Nowadays, General Motors uses Chevy SS (Super Sport) branding only on the Camaro, but things were very different nearly 60 years ago. Back then, no fewer than three models bore Chevrolet SS badges, as can be seen in the commercial that we recently unearthed, shown at the bottom of this article.
Since it refers to 1963 model year vehicles, this ad presumably aired in 1962. To musical accompaniment very typical for the time, the two minute-long clip starts by showing a cheerful young couple polishing their white Corvette Stingray, without saying much else about the vehicle until the very end.
As the narrator explains that “Chevrolet offers four different kinds of Super Sport fun”, Mom, Pop and the two kids walk past the Corvette toward their Chevrolet Corvair adorned in the popular Monza trim level with the extra-cost Spyder option, which means that its rear mounted, air cooled 2.4-liter flat-six engine is turbocharged. That means that this Corvair makes 150 horsepower, or 50 percent more than the most powerful naturally aspirated engine in the range.
At the time, the Corvair was only the second production automobile fitted with a turbocharger as a factory option, following the introduction of another GM vehicle, the Oldsmobile Jetfire, earlier in 1962.
The ad returns briefly to the Corvette couple, before moving on to the Chevy SS model to feature is in fact the Chevrolet II Nova Super Sport, whose “extra cost, extra fun” equipment includes front bucket seats, electrical clock and gauges, and all vinyl (but leather grain) upholstery.
The Nova Super Sport is available with coupe or convertible body styles, but this particular model is a convertible, allowing us to see how much the four occupants are enjoying their ride.

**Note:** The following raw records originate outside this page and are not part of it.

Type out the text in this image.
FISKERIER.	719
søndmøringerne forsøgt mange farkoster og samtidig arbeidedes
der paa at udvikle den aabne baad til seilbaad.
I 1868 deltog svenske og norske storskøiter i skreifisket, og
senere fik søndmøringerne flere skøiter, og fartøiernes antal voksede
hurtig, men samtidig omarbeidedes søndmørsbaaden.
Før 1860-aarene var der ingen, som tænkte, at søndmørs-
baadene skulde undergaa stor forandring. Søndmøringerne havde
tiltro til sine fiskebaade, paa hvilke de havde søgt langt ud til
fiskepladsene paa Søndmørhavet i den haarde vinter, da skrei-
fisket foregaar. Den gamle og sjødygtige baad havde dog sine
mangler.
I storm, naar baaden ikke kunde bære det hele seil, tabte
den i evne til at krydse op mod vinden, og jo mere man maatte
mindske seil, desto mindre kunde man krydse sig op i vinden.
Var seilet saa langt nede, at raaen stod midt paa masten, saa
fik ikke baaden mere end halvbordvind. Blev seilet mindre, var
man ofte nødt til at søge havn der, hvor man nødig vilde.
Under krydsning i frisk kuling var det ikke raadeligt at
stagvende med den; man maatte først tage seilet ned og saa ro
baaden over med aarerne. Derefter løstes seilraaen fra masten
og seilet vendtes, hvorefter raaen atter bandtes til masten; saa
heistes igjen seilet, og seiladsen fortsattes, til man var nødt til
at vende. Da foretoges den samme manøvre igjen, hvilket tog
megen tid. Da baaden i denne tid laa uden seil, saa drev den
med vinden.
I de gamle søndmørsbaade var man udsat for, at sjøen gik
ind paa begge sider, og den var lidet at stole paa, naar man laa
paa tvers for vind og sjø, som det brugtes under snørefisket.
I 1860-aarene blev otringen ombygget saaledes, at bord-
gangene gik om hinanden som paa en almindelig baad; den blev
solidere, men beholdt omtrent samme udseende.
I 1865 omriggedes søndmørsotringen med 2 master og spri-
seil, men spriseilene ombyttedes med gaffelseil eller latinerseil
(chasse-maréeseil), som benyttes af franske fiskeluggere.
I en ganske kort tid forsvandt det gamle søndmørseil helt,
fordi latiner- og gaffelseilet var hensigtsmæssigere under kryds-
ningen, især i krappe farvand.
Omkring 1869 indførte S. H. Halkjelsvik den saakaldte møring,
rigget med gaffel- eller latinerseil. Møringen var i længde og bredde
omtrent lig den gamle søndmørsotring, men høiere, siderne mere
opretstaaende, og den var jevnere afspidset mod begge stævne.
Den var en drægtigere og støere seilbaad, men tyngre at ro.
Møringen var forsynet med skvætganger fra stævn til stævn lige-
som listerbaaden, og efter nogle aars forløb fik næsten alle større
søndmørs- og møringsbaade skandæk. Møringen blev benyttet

More Corvette polishing follows, only for the camera to move up and reveal the “jet smooth Chevrolet with the extra cost, extra glamor Super Sport option”. Although it is not immediately named, this car is the third generation Impala which, in SS form, features a locking compartment in the centre console and can be ordered with a tilting steering wheel.
Only after mentioning these features does the narrator point out that the Impala is also available with a 409 cubic inch (6.7 liter) Turbo Thrust version of the Chevy Big Block V8, the second largest engine in the range after an even larger 427 cubic inch (7.0 liter) Turbo Thrust, which was intended for use in NASCAR and drag racing.
With less than half a minute to go, the Chevy SS commercial at last switches to the Corvette Stingray, and not just the white coupe which has tantalizingly appeared several times before, but also a gold convertible. It’s worth pointing out that, outside of a one-off race car built in 1957, the Corvette never wore the SS badge. As the narrator utters the mighty phrase, “Corvette Stingray by Chevrolet – America’s only true sports car”, the two vehicles head into the distance, followed by coupe and convertible versions of the Corvair, Nova and Impala.
Check out the video below to get a flavor of what Chevrolets – and TV advertising – were like in the early 1960s.
Today, the Chevy SS branding is limited to the 1SS and 2SS Camaro coupe and convertible. These are two of three Camaro models (the third being the new LT1 trim) fitted with the naturally aspirated 6.2L V8 LT1 engine, which makes 455 horsepower and 455 pound-feet of torque, though a supercharged version of the same Small Block motor, known as LT4, is used in the range-topping ZL1. In the Camaro SS, the LT1 is mated either to a six-speed manual gearbox with Active Rev Match or to GM’s ten-speed automatic transmission.